New Delhi (AsiaNews/Agenzie) – La Corte suprema dell’India ha accolto la petizione della Chiesa che chiede l’inclusione dei dalit cristiani nelle quote di posti di lavoro e d’istruzione riservati alle caste svantaggiate. La petizione, strumento legale che dà accesso al tribunale, è stata presentata ieri dall’avvocato Franklin Caesar Thomas del National Council for Dalit Christians (Ncdc).
La petizione sarà vagliata dal presidente del Supremo organo giudiziario, Sharad Arvind Bodge, e dai giudici BR Gavai e Surya Kant, che notificheranno la loro decisione in merito al governo federale. In India il sistema delle caste è stato abolito dalla Costituzione, ma la società continua a discriminare gli ex “intoccabili”. La politica dei posti riservati è animata dall’intento di riequilibrare le condizioni di partenza, migliorando la vita delle persone povere.

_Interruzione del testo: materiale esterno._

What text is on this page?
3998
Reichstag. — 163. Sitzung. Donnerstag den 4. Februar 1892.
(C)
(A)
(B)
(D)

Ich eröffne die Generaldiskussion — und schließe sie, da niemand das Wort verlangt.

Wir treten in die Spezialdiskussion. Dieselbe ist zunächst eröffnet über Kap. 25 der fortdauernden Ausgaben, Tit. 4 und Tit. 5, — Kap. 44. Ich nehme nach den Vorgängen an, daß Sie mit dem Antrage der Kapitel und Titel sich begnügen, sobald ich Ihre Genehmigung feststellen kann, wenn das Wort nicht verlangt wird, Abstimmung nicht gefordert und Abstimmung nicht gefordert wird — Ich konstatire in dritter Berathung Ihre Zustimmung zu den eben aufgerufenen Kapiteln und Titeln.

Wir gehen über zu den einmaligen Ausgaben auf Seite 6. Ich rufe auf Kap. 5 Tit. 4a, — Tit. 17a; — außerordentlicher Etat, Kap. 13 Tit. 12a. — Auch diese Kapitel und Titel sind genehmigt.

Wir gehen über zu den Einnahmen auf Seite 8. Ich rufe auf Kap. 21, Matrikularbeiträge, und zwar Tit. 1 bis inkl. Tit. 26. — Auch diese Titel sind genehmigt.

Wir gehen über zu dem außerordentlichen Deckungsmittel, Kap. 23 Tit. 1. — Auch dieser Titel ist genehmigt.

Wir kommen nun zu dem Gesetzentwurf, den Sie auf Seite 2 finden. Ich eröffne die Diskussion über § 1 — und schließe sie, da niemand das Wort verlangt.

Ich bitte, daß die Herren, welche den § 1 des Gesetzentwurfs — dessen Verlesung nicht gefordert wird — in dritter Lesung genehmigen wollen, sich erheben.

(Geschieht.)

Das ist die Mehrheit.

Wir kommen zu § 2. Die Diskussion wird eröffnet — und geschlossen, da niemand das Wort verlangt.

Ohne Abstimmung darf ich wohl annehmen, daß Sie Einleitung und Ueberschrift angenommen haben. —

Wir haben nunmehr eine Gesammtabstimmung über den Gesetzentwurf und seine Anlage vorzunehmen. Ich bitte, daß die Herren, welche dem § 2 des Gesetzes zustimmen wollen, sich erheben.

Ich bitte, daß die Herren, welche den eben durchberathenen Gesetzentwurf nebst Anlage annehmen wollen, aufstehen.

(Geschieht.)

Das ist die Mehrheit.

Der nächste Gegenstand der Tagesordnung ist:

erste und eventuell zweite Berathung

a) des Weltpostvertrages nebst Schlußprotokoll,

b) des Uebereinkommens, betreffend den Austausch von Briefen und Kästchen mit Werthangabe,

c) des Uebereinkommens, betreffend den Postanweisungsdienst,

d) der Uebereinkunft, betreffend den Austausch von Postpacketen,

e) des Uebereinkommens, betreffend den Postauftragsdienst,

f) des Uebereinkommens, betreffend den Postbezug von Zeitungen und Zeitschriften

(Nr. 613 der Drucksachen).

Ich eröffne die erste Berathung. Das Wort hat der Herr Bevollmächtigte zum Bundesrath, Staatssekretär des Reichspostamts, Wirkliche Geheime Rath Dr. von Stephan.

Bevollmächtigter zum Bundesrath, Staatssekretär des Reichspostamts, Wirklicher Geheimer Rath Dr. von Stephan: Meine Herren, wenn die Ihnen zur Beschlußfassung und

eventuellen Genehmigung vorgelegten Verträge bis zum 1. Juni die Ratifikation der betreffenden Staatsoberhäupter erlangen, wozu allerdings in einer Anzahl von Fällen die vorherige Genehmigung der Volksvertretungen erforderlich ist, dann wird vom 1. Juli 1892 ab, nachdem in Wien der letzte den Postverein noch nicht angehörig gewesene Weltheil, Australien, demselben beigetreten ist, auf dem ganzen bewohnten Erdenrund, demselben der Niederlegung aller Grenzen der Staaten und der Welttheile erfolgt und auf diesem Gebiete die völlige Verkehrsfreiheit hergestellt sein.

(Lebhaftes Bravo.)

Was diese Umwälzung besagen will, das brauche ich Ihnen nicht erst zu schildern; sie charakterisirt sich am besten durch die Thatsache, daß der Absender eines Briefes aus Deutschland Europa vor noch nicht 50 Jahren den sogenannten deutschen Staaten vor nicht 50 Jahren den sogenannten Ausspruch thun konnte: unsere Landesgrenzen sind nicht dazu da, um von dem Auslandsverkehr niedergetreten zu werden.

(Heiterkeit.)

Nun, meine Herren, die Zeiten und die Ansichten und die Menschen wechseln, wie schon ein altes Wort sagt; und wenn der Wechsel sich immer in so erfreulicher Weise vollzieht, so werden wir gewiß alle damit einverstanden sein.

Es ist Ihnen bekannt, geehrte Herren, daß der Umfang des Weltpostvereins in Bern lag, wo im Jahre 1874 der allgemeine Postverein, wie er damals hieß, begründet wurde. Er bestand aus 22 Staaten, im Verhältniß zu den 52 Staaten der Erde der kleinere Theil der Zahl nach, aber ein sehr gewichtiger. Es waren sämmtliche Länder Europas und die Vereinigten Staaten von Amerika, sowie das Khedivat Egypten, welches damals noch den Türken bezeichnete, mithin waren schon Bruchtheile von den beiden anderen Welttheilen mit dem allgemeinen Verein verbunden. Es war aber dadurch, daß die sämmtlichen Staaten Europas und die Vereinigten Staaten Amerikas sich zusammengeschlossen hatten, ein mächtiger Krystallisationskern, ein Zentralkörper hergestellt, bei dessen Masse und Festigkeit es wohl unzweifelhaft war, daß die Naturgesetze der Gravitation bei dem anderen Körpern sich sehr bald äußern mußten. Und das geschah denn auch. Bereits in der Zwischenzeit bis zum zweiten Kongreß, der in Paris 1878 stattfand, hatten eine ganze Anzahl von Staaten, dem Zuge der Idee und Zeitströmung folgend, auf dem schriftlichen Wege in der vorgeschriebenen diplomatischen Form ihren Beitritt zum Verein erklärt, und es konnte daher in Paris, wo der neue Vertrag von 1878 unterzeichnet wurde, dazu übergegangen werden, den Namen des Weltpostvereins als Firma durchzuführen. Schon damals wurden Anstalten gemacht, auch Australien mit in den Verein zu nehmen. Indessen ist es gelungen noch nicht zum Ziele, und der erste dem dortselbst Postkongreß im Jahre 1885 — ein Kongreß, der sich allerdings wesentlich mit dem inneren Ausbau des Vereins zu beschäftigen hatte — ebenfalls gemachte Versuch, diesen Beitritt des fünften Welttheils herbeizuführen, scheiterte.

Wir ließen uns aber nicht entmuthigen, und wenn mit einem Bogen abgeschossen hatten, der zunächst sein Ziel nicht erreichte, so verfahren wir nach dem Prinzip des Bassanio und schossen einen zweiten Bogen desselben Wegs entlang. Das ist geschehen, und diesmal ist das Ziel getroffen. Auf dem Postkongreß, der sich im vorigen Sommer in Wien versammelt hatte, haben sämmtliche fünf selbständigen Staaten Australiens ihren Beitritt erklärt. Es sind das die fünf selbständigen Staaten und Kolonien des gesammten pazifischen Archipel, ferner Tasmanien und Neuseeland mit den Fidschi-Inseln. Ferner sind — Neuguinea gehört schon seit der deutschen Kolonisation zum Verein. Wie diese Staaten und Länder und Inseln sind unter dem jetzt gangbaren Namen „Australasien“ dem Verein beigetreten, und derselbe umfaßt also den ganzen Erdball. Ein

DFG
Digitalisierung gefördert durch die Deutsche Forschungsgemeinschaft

Da anni le autorità ecclesiastiche chiedono la revisione di un Ordine presidenziale del 1950 che esclude i fuori casta convertiti al cristianesimo dai posti nei lavori pubblici, mentre include i dalit indù, sikh e buddisti. In India i cristiani rappresentano il 2,3% della popolazione, cioè 27,8 milioni su un totale di quasi 1,3 miliardi di abitanti. Di questi, quasi l’1,6% è dalit, cioè 18 milioni.
La petizione del Ncdc evidenzia che “il cambio di religione non elimina la discriminazione inflitta alle persone che appartengono alla comunità dalit”. Pertanto l’obiettivo è rendere l’inclusione delle persone povere nell’elenco delle caste svantaggiate, “neutrale rispetto [all’appartenenza] religiosa”.